The method permissions for the methods of a bean class can be specified on the class, the business methods of the class, or both. Method permissions can be specified on a method of the bean class to override the method permissions value specified on the entire bean class. The following annotations are used to specify method permissions:
@RolesAllowed("list-of-roles")
The value of the @RolesAllowed annotation is a list of security role names to be mapped to the security roles that are permitted to execute the specified method or methods. Specifying this annotation on the bean class means that it applies to all applicable business methods of the class.
The @PermitAll annotation specifies that all security roles are permitted to execute the specified method or methods. Specifying this annotation on the bean class means that it applies to all applicable business methods of the class.
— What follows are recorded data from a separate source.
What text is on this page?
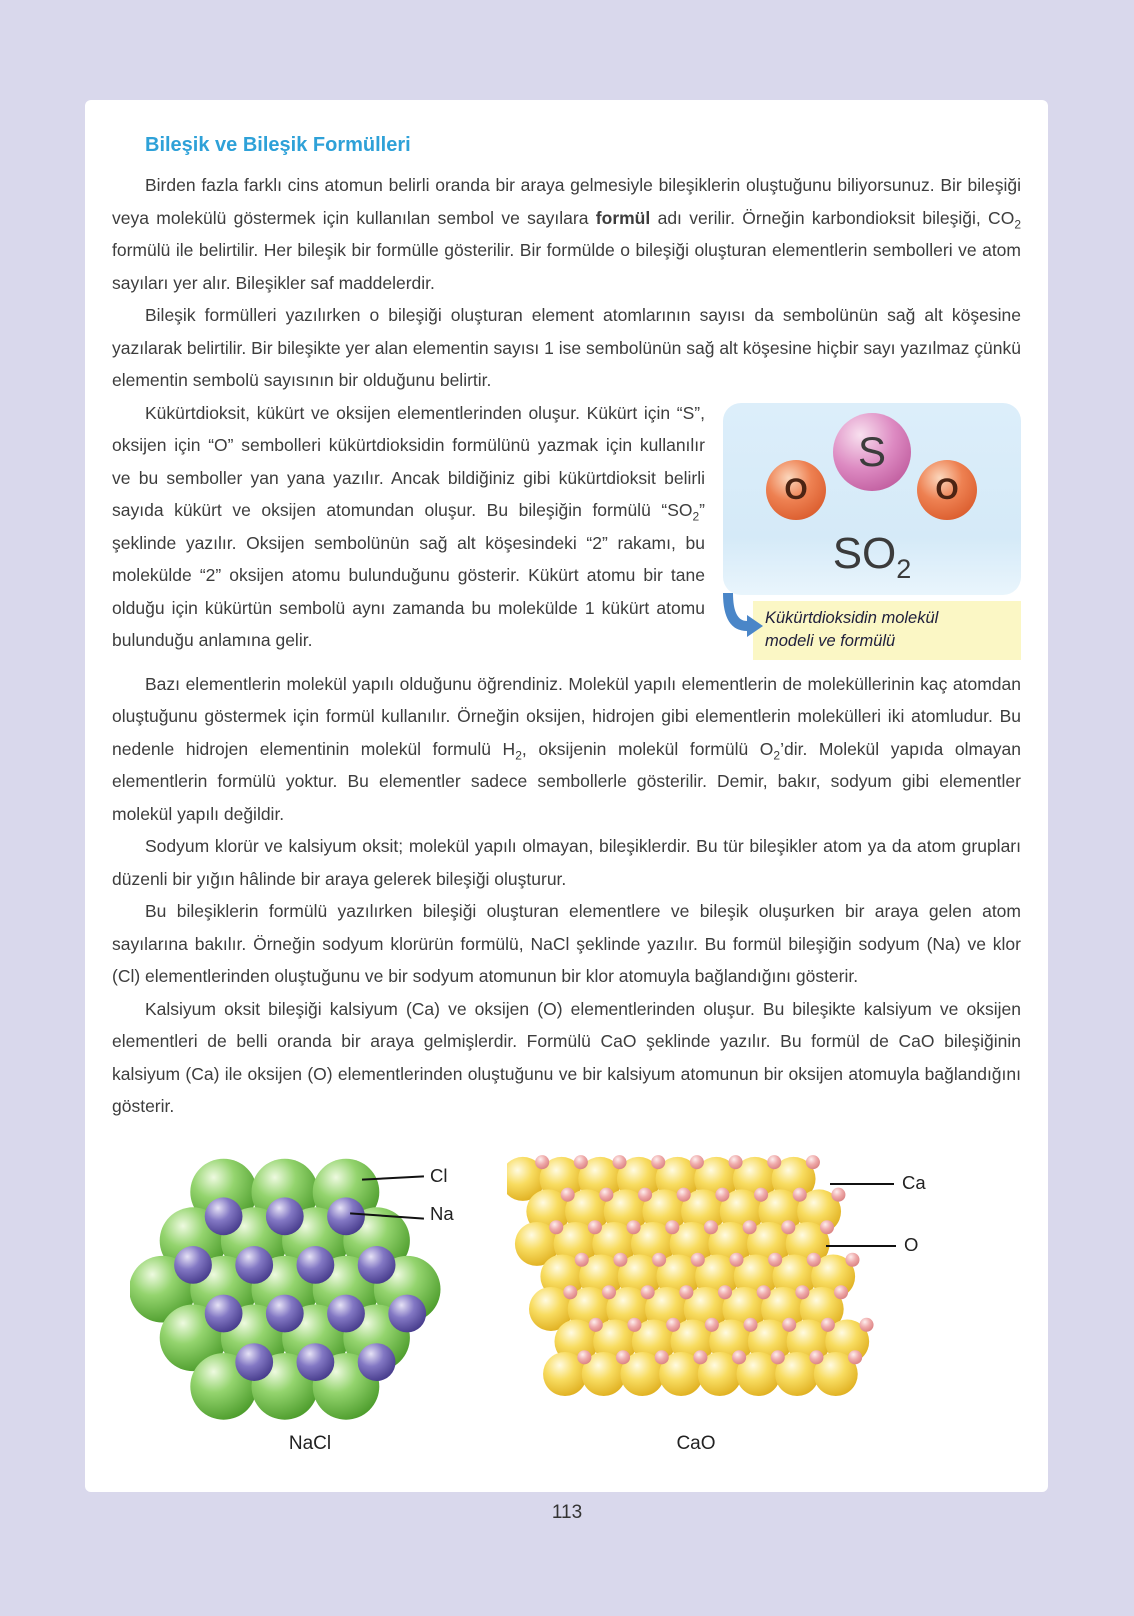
Bileşik ve Bileşik Formülleri

Birden fazla farklı cins atomun belirli oranda bir araya gelmesiyle bileşiklerin oluştuğunu biliyorsunuz. Bir bileşiği veya molekülü göstermek için kullanılan sembol ve sayılara formül adı verilir. Örneğin karbondioksit bileşiği, $CO_2$ formülü ile belirtilir. Her bileşik bir formülle gösterilir. Bir formülde o bileşiği oluşturan elementlerin sembolleri ve atom sayıları yer alır. Bileşikler saf maddelerdir.

Bileşik formülleri yazılırken o bileşiği oluşturan element atomlarının sayısı da sembolünün sağ alt köşesine yazılarak belirtilir. Bir bileşikte yer alan elementin sayısı 1 ise sembolünün sağ alt köşesine hiçbir sayı yazılmaz çünkü elementin sembolü sayısının bir olduğunu belirtir.

S
O	O
$SO_2$
Kükürtdioksidin molekül
modeli ve formülü

Kükürtdioksit, kükürt ve oksijen elementlerinden oluşur. Kükürt için “S”, oksijen için “O” sembolleri kükürtdioksidin formülünü yazmak için kullanılır ve bu semboller yan yana yazılır. Ancak bildiğiniz gibi kükürtdioksit belirli sayıda kükürt ve oksijen atomundan oluşur. Bu bileşiğin formülü “$SO_2$” şeklinde yazılır. Oksijen sembolünün sağ alt köşesindeki “2” rakamı, bu molekülde “2” oksijen atomu bulunduğunu gösterir. Kükürt atomu bir tane olduğu için kükürtün sembolü aynı zamanda bu molekülde 1 kükürt atomu bulunduğu anlamına gelir.

Bazı elementlerin molekül yapılı olduğunu öğrendiniz. Molekül yapılı elementlerin de moleküllerinin kaç atomdan oluştuğunu göstermek için formül kullanılır. Örneğin oksijen, hidrojen gibi elementlerin molekülleri iki atomludur. Bu nedenle hidrojen elementinin molekül formulü $H_2$, oksijenin molekül formülü $O_2’dir$. Molekül yapıda olmayan elementlerin formülü yoktur. Bu elementler sadece sembollerle gösterilir. Demir, bakır, sodyum gibi elementler molekül yapılı değildir.

Sodyum klorür ve kalsiyum oksit; molekül yapılı olmayan, bileşiklerdir. Bu tür bileşikler atom ya da atom grupları düzenli bir yığın hâlinde bir araya gelerek bileşiği oluşturur.

Bu bileşiklerin formülü yazılırken bileşiği oluşturan elementlere ve bileşik oluşurken bir araya gelen atom sayılarına bakılır. Örneğin sodyum klorürün formülü, NaCl şeklinde yazılır. Bu formül bileşiğin sodyum (Na) ve klor (Cl) elementlerinden oluştuğunu ve bir sodyum atomunun bir klor atomuyla bağlandığını gösterir.

Kalsiyum oksit bileşiği kalsiyum (Ca) ve oksijen (O) elementlerinden oluşur. Bu bileşikte kalsiyum ve oksijen elementleri de belli oranda bir araya gelmişlerdir. Formülü CaO şeklinde yazılır. Bu formül de CaO bileşiğinin kalsiyum (Ca) ile oksijen (O) elementlerinden oluştuğunu ve bir kalsiyum atomunun bir oksijen atomuyla bağlandığını gösterir.

Cl
Na
Ca
O
NaCl	CaO
113
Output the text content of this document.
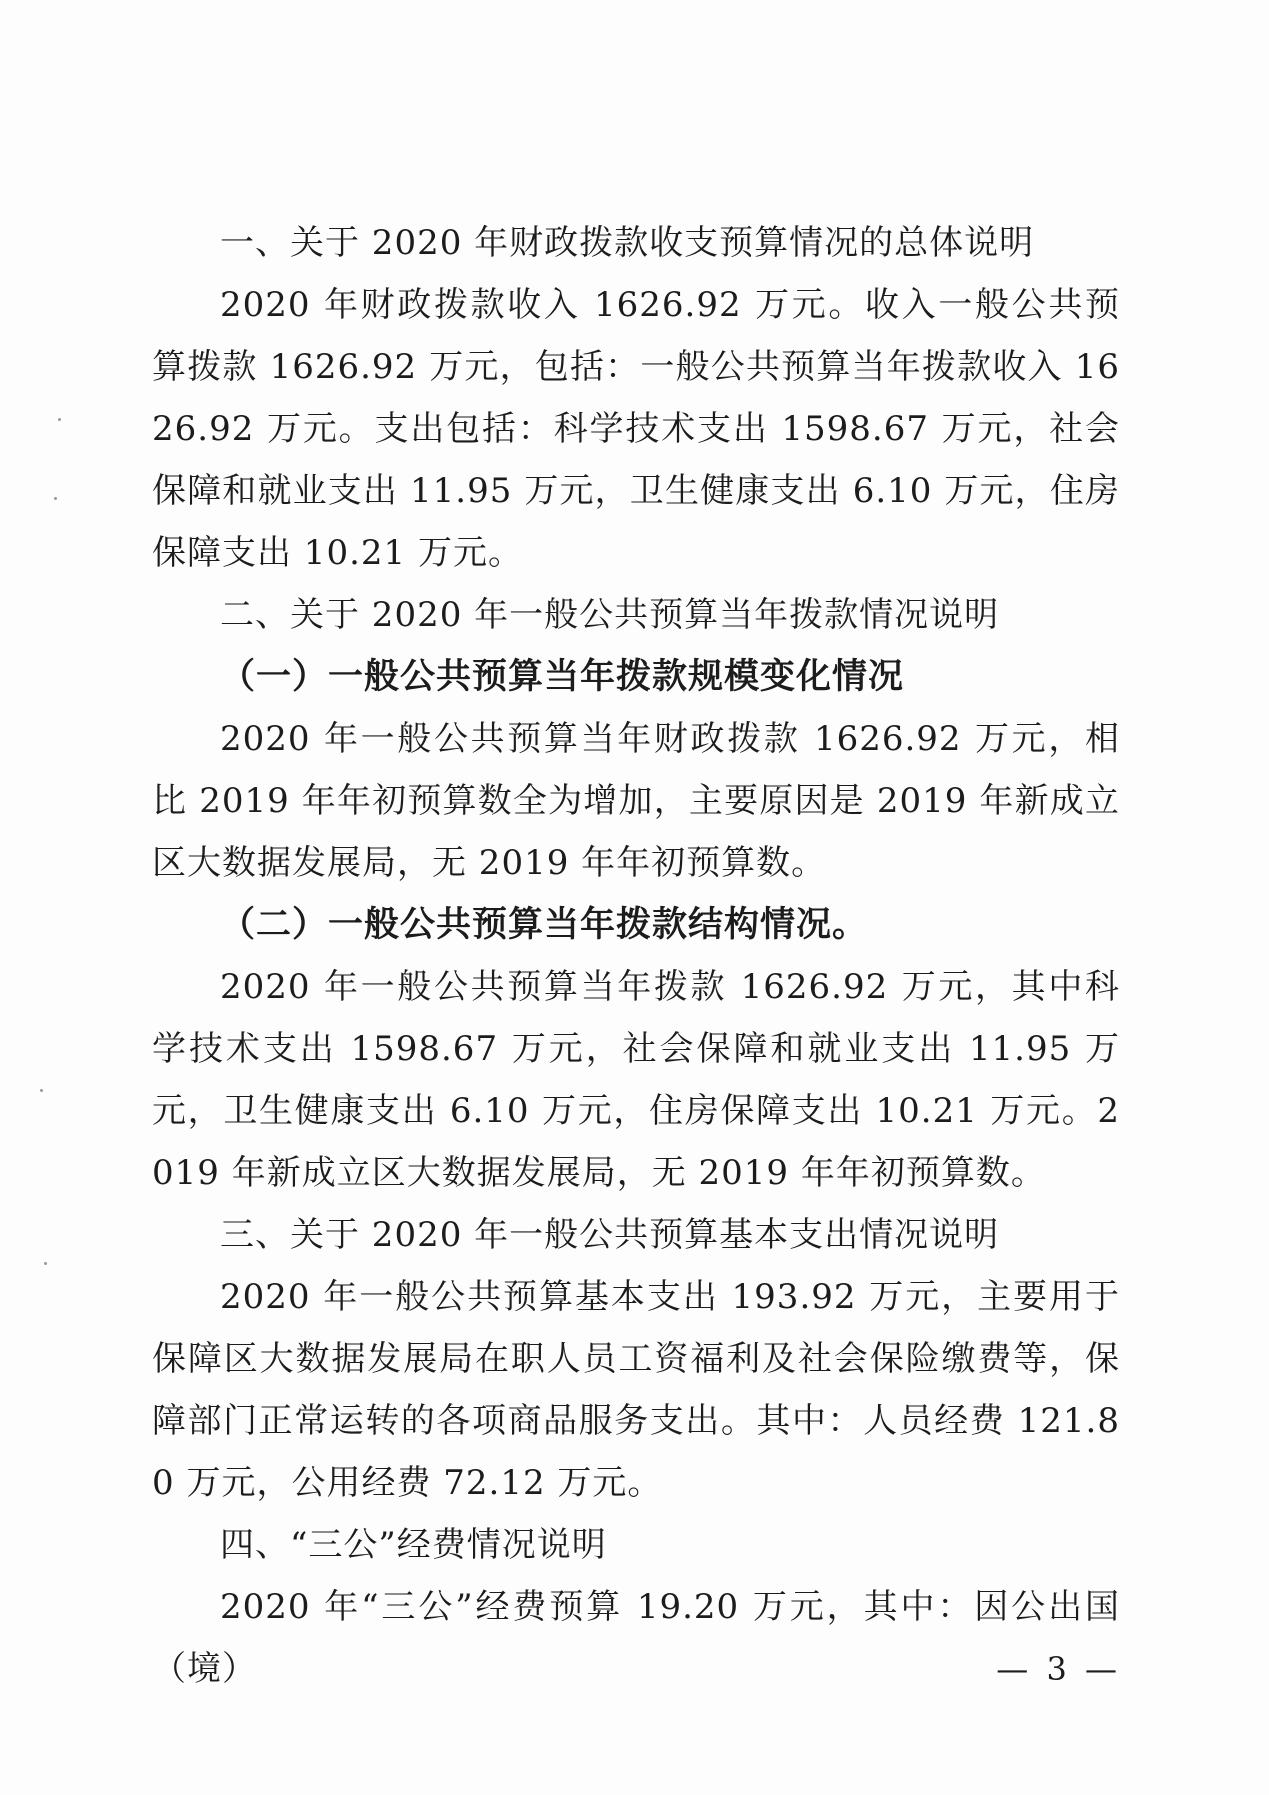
一、关于 2020 年财政拨款收支预算情况的总体说明
2020 年财政拨款收入 1626.92 万元。收入一般公共预算拨款 1626.92 万元，包括：一般公共预算当年拨款收入 1626.92 万元。支出包括：科学技术支出 1598.67 万元，社会保障和就业支出 11.95 万元，卫生健康支出 6.10 万元，住房保障支出 10.21 万元。
二、关于 2020 年一般公共预算当年拨款情况说明
（一）一般公共预算当年拨款规模变化情况
2020 年一般公共预算当年财政拨款 1626.92 万元，相比 2019 年年初预算数全为增加，主要原因是 2019 年新成立区大数据发展局，无 2019 年年初预算数。
（二）一般公共预算当年拨款结构情况。
2020 年一般公共预算当年拨款 1626.92 万元，其中科学技术支出 1598.67 万元，社会保障和就业支出 11.95 万元，卫生健康支出 6.10 万元，住房保障支出 10.21 万元。2019 年新成立区大数据发展局，无 2019 年年初预算数。
三、关于 2020 年一般公共预算基本支出情况说明
2020 年一般公共预算基本支出 193.92 万元，主要用于保障区大数据发展局在职人员工资福利及社会保险缴费等，保障部门正常运转的各项商品服务支出。其中：人员经费 121.80 万元，公用经费 72.12 万元。
四、“三公”经费情况说明
2020 年“三公”经费预算 19.20 万元，其中：因公出国（境）	— 3 —
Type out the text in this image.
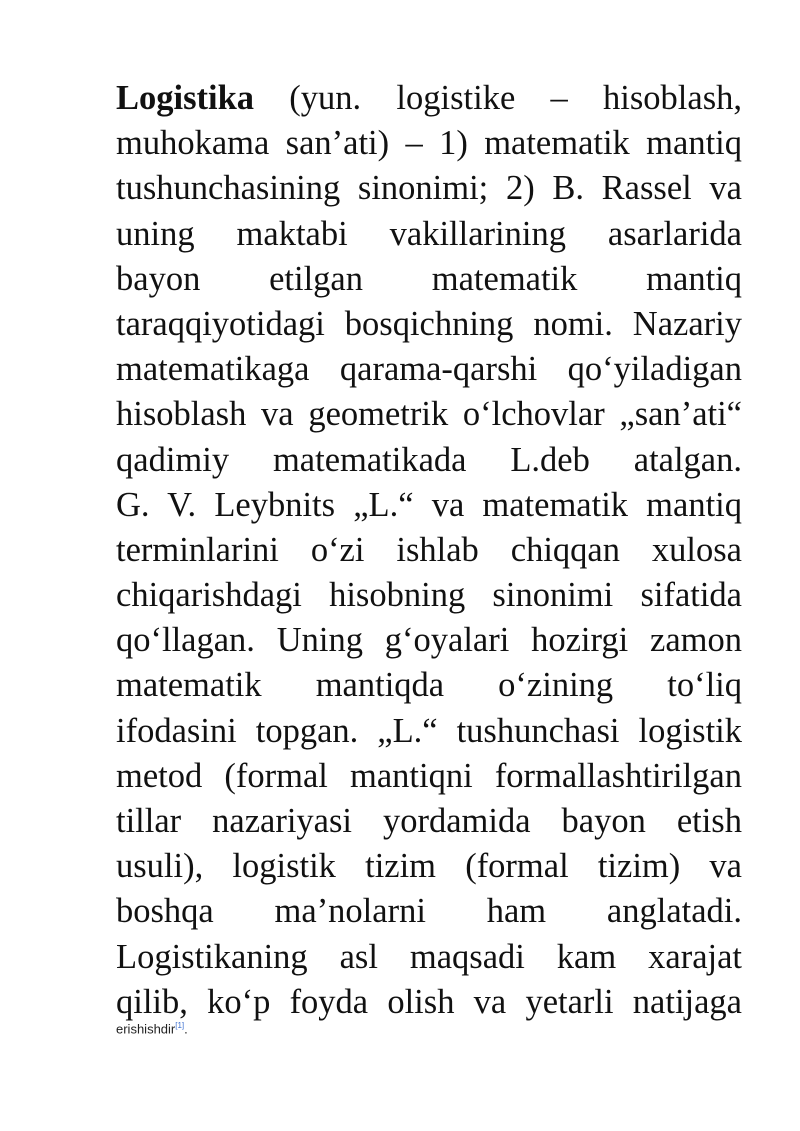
Logistika (yun. logistike – hisoblash,
muhokama san’ati) – 1) matematik mantiq
tushunchasining sinonimi; 2) B. Rassel va
uning maktabi vakillarining asarlarida
bayon etilgan matematik mantiq
taraqqiyotidagi bosqichning nomi. Nazariy
matematikaga qarama-qarshi qo‘yiladigan
hisoblash va geometrik o‘lchovlar „san’ati“
qadimiy matematikada L.deb atalgan.
G. V. Leybnits „L.“ va matematik mantiq
terminlarini o‘zi ishlab chiqqan xulosa
chiqarishdagi hisobning sinonimi sifatida
qo‘llagan. Uning g‘oyalari hozirgi zamon
matematik mantiqda o‘zining to‘liq
ifodasini topgan. „L.“ tushunchasi logistik
metod (formal mantiqni formallashtirilgan
tillar nazariyasi yordamida bayon etish
usuli), logistik tizim (formal tizim) va
boshqa ma’nolarni ham anglatadi.
Logistikaning asl maqsadi kam xarajat
qilib, ko‘p foyda olish va yetarli natijaga
erishishdir[1].
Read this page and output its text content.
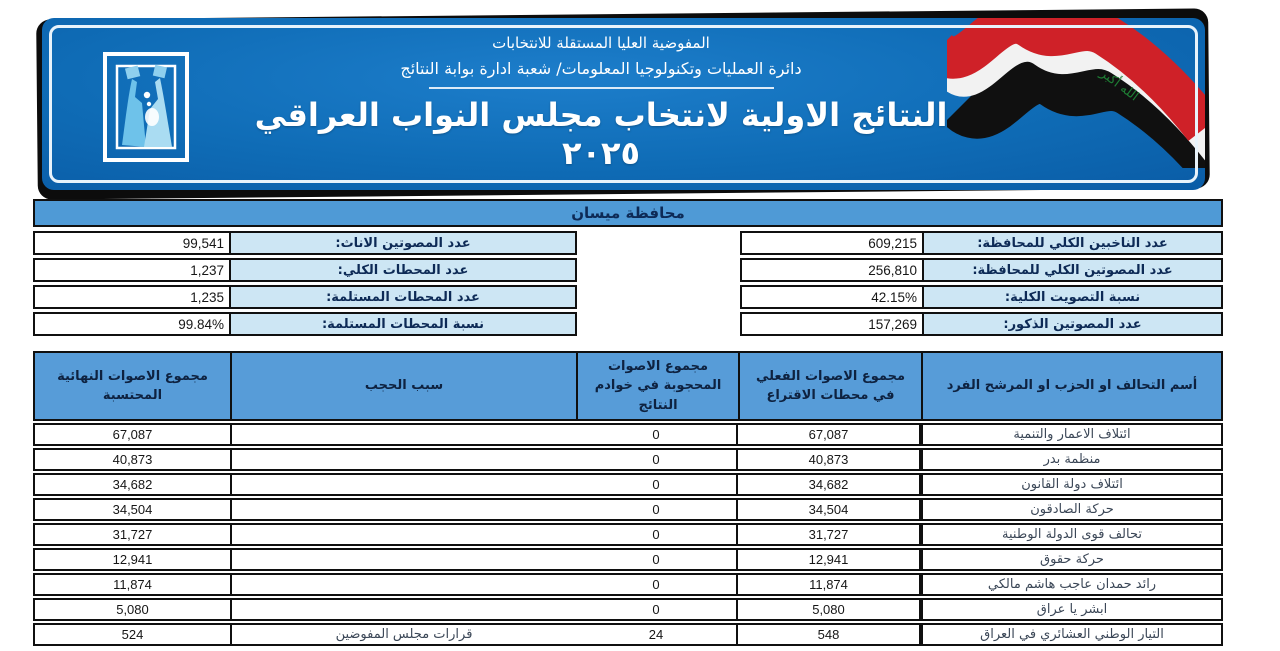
الله أكبر
المفوضية العليا المستقلة للانتخابات
دائرة العمليات وتكنولوجيا المعلومات/ شعبة ادارة بوابة النتائج
النتائج الاولية لانتخاب مجلس النواب العراقي ٢٠٢٥
محافظة ميسان
عدد الناخبين الكلي للمحافظة:
609,215
عدد المصوتين الكلي للمحافظة:
256,810
نسبة التصويت الكلية:
42.15%
عدد المصوتين الذكور:
157,269
عدد المصوتين الاناث:
99,541
عدد المحطات الكلي:
1,237
عدد المحطات المستلمة:
1,235
نسبة المحطات المستلمة:
99.84%
أسم التحالف او الحزب او المرشح الفرد
مجموع الاصوات الفعلي في محطات الاقتراع
مجموع الاصوات المحجوبة في خوادم النتائج
سبب الحجب
مجموع الاصوات النهائية المحتسبة
ائتلاف الاعمار والتنمية
67,087
0
67,087
منظمة بدر
40,873
0
40,873
ائتلاف دولة القانون
34,682
0
34,682
حركة الصادقون
34,504
0
34,504
تحالف قوى الدولة الوطنية
31,727
0
31,727
حركة حقوق
12,941
0
12,941
رائد حمدان عاجب هاشم مالكي
11,874
0
11,874
ابشر يا عراق
5,080
0
5,080
التيار الوطني العشائري في العراق
548
24
قرارات مجلس المفوضين
524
The @DenyAll annotation specifies that no security roles are permitted to execute the specified method or methods.
The following example code illustrates the use of these annotations:
@RolesAllowed("admin") public class SomeClass { public void aMethod () {...} public void bMethod () {...} ... } @Stateless public class MyBean implements A extends SomeClass { @RolesAllowed("HR") public void aMethod () {...} public void cMethod () {...} ... }
In this example, assuming aMethod, bMethod, and cMethod are methods of business interface A, the method permissions values of methods aMethod and bMethod are @RolesAllowed("HR") and @RolesAllowed("admin") respectively. The method permissions for method cMethod have not been specified.
To clarify, the annotations are not inherited by the subclass per se, they apply to methods of the superclass which are inherited by the subclass. Also, annotations do not apply to CMP entity beans.
An example that uses annotations to specify method permissions is described in Example: Securing an Enterprise Bean.